CAIRO — A long lost tomb of an Egyptian pharaoh has been found, the country’s antiquities ministry said Tuesday, answering a great mystery of one of ancient Egypt’s most prosperous eras.
King Thutmose II of the 18th dynasty, who reigned during the 15th century B.C., was the husband of one of ancient Egypt’s greatest pharaohs, Queen Hatshepsut, who ruled over an era of prolific building and expanding trade routes.
He was also an ancestor of Tutankhamen’s, whose tomb was discovered in 1922 and remains one of the most intact royal Egyptian tombs ever found.
While Thutmose II’s mummy was found in the 19th century as part of a trove of mummies, his tomb had not, leaving a gap in what archeologists knew about a king who ruled during one of Egypt’s most prosperous eras.

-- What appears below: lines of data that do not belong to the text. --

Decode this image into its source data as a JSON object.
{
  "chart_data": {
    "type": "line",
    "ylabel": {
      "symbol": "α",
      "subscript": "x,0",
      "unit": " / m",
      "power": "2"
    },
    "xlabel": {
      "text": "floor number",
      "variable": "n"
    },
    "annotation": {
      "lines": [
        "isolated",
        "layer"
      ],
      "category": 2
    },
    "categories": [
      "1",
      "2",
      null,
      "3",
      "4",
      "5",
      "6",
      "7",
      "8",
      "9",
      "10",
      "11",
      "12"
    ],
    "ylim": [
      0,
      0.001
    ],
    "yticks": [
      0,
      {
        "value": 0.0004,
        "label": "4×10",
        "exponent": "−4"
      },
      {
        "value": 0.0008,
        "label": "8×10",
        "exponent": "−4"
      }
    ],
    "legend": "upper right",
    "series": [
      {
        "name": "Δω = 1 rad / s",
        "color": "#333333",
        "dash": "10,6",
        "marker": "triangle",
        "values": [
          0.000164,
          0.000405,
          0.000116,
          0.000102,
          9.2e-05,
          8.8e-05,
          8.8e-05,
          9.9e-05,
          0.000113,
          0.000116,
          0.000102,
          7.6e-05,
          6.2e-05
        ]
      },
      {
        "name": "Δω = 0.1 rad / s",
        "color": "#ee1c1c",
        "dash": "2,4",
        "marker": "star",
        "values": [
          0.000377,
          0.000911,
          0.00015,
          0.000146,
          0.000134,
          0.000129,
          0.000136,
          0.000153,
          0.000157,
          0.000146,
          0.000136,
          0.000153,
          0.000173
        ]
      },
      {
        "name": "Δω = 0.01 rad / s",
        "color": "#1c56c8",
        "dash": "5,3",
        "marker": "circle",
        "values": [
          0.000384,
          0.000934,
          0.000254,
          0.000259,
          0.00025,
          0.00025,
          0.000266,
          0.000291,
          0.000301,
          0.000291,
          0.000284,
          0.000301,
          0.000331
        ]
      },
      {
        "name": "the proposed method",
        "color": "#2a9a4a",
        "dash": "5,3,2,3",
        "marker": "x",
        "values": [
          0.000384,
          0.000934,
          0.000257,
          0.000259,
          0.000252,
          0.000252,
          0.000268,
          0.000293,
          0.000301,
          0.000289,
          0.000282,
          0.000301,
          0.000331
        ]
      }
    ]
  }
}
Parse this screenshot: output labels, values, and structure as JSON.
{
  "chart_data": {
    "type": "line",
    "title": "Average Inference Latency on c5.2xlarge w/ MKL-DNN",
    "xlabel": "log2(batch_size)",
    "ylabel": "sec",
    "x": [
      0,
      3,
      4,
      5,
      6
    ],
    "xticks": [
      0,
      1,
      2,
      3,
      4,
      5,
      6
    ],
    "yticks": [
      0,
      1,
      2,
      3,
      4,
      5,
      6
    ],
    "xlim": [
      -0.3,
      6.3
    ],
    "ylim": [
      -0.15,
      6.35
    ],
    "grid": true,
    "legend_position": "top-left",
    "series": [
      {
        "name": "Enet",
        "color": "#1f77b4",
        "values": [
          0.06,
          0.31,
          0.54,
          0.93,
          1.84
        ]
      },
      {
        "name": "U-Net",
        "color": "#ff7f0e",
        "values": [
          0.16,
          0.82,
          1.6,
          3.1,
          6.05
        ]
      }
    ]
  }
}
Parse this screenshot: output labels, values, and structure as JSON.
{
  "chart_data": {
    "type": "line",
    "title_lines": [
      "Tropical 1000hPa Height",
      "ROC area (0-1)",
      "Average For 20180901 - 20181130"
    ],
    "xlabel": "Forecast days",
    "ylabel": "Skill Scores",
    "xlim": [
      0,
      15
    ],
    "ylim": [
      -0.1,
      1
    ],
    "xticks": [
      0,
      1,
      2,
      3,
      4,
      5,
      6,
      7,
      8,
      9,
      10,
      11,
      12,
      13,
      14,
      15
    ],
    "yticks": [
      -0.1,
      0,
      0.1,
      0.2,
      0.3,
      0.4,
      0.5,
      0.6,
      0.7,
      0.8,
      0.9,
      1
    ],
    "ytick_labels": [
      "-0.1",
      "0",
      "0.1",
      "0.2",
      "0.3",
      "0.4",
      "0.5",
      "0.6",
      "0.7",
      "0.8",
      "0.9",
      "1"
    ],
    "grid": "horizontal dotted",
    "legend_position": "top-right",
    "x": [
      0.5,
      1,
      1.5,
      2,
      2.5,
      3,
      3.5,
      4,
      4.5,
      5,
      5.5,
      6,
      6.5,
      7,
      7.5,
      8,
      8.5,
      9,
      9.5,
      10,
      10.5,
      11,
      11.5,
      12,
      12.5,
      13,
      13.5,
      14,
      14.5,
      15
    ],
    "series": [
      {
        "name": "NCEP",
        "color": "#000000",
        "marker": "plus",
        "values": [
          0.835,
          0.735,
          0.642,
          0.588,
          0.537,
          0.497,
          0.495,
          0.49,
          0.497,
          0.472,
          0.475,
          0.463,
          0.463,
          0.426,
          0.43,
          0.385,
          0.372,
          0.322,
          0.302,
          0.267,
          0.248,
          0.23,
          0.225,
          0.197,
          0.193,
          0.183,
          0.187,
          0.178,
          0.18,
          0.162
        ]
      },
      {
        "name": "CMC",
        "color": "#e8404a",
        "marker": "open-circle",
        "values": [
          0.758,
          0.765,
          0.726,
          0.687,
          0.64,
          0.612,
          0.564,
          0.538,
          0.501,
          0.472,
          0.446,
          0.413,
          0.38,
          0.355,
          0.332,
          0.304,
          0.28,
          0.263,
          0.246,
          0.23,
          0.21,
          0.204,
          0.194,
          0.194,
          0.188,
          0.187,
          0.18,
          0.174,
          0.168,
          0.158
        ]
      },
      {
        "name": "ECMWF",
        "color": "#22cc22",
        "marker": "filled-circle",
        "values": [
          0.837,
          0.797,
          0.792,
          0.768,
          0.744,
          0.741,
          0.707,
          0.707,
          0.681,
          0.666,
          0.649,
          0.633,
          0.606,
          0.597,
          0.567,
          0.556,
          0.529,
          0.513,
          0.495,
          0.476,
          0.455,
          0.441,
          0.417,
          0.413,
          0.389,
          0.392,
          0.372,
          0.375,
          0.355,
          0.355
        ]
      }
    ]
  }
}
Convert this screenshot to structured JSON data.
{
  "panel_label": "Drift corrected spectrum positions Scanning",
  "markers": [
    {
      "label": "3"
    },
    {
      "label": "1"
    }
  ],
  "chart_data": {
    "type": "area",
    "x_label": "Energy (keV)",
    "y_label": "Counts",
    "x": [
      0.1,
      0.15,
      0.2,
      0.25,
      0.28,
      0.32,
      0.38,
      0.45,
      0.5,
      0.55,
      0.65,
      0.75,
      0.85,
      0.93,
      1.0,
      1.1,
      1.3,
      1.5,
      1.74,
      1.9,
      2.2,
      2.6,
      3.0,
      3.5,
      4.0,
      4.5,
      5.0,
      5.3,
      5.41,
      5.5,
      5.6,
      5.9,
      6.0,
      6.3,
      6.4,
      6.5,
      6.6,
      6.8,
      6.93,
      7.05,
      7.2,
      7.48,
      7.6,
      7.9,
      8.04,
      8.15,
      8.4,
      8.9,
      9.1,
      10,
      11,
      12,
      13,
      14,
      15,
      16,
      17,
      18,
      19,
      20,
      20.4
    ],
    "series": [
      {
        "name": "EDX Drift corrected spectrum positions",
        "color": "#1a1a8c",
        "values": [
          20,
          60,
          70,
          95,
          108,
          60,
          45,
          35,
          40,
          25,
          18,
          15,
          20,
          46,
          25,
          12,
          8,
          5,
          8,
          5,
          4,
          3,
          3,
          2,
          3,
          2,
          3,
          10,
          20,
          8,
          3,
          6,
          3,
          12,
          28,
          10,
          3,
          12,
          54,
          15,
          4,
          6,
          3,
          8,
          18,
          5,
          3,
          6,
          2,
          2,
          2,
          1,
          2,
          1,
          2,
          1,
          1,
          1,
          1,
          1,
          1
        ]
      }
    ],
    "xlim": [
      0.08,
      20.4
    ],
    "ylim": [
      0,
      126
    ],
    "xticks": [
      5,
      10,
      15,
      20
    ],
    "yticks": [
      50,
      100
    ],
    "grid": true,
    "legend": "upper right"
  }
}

“It was a very rich period,” said British Egyptologist Chris Naunton, who was not involved in the excavation. But the mystery of Thutmose’s tomb “was a glaring gap, and that gap has now been filled.”
The entrance and main corridor of the tomb, located just west of the Valley of the Kings, was first uncovered in 2022. A team of British and Egyptian archeologists later identified the tomb, initially believed to be that of a royal wife, as belonging instead to a pharaoh.